"Why, that, Hugh, is my special pride. That is a sport of my own raising; Victoria, I call her. She took a first prize at the flower show last year. We were proud, weren't we, Margaret?"
"Indeed we were, Uncle John. Think, Hugh, she had two hundred and seven buds and blossoms when we sent her. She looked like a snow-drift at sunrise; didn't you, Victoria?"
"Could you send a plant of this size without injury? Ah! I see; pot sunk. Well, she is a marvel of beauty, certainly. I have some slips coming from home for you, Uncle; the box ought to be here to-day or to-morrow. There are one or two things that I think you may not have. But you have a noble collection; what a joy a rose-garden is!"
"Mine used to be the greatest pleasure I had," said Mr. Montfort, "until I took to cultivating another kind of flower, the human variety." He pinched Margaret's ear affectionately, and she returned the pinch with a confidential pat on his arm.
"For many years," he continued, "I lived something of a hermit life, Hugh. There were reasons—no matter now—at all events I preferred solitude, and save for my good aunt, your great-aunt Faith, about whom Margaret will have a great deal to tell you, I saw practically no one from year's end to year's end. Very foolish, as I am now aware; criminally foolish. I have got beyond all that, thank Heaven! During this secluded period, my garden, and my roses in particular, were my chief resource, next to my books. Indeed, in summer time the books had to take the second place, and it should be so. You remember Bacon, Hugh: 'God Almighty first planted a garden; it is the purest of human pleasures,' etc. I used to know that essay by heart. In summer time, the Great Book, sir, the Book of Nature, is opened for us, spread open by a divine hand; it were thankless as well as stupid to refuse to study it. So I studied my garden first, and after that, my fields and woods and pastures. Great reading in a broken pasture! When I wanted human companionship—apart from that sweet and gracious influence of her who was my second mother—I found it in my friends between the covers, who were always ready to talk or be silent, as my mood inclined. I thought I did well enough with Shakespeare and Montaigne and the rest; I have learned now that one living voice, speaking in love and kindness, is worth them all for 'human nature's daily food.'"

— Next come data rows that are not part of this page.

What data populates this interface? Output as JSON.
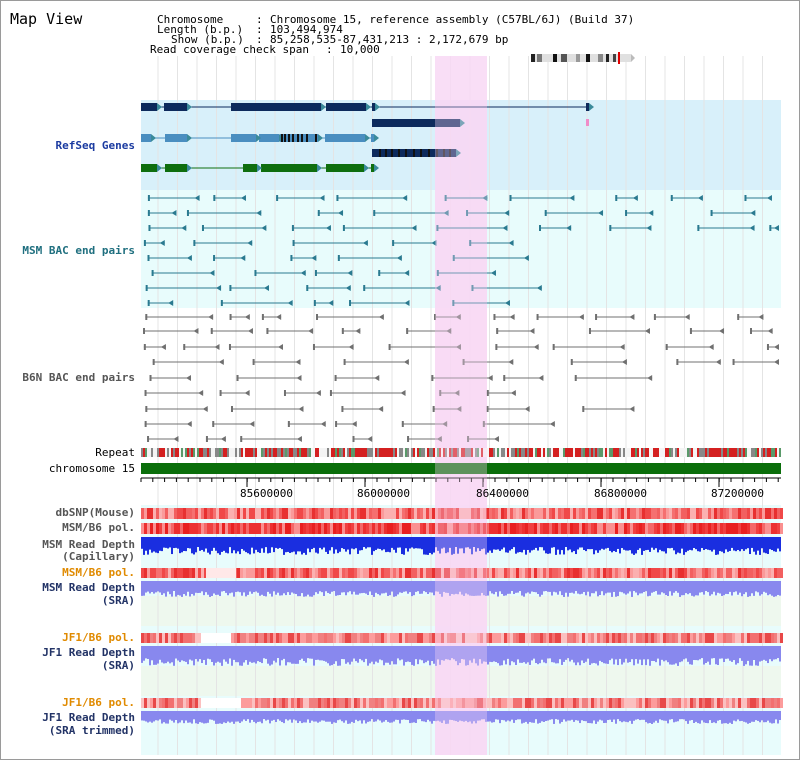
{
  "title": "Map View",
  "header": {
    "chromosome_label": "Chromosome",
    "chromosome_value": "Chromosome 15, reference assembly (C57BL/6J) (Build 37)",
    "length_label": "Length (b.p.)",
    "length_value": "103,494,974",
    "show_label": "Show (b.p.)",
    "show_value": "85,258,535-87,431,213 : 2,172,679 bp",
    "coverage_label": "Read coverage check span",
    "coverage_value": "10,000"
  },
  "tracks": {
    "refseq": "RefSeq Genes",
    "msm_bac": "MSM BAC end pairs",
    "b6n_bac": "B6N BAC end pairs",
    "repeat": "Repeat",
    "chromosome": "chromosome 15",
    "dbsnp": "dbSNP(Mouse)",
    "msm_b6_pol_1": "MSM/B6 pol.",
    "msm_read_depth_cap_1": "MSM Read Depth",
    "msm_read_depth_cap_2": "(Capillary)",
    "msm_b6_pol_2": "MSM/B6 pol.",
    "msm_read_depth_sra_1": "MSM Read Depth",
    "msm_read_depth_sra_2": "(SRA)",
    "jf1_b6_pol_1": "JF1/B6 pol.",
    "jf1_read_depth_1": "JF1 Read Depth",
    "jf1_read_depth_2": "(SRA)",
    "jf1_b6_pol_2": "JF1/B6 pol.",
    "jf1_trim_1": "JF1 Read Depth",
    "jf1_trim_2": "(SRA trimmed)"
  },
  "axis_ticks": [
    "85600000",
    "86000000",
    "86400000",
    "86800000",
    "87200000"
  ],
  "colors": {
    "highlight": "#f8d8f4",
    "refseq_bg": "#d8f0fa",
    "track_bg": "#e8fcfc",
    "gene_dark": "#0d2a5c",
    "gene_mid": "#4a8ec0",
    "gene_green": "#0e6e0e",
    "msm_bac": "#2a7a90",
    "b6n_bac": "#707070",
    "chromosome": "#0a6e0a",
    "depth_cap": "#1a2ee0",
    "depth_sra": "#8888ee"
  }
}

Margaret listened, wondering. Her uncle had seldom said so much about his own life even to her, his housemate and intimate companion these two years; while Hugh, without a word, simply from some power of silent sympathy that lay in him, had drawn out this frank speech a few hours after their first meeting. She wondered; and then asked herself, why should she wonder, since she herself felt the same drawing toward her new-found relative. "This must be what it is like to have a brother!" she said to herself; and felt her heart quicken with a new sense of comfort and happiness. "Such a pleasant world!" said Margaret.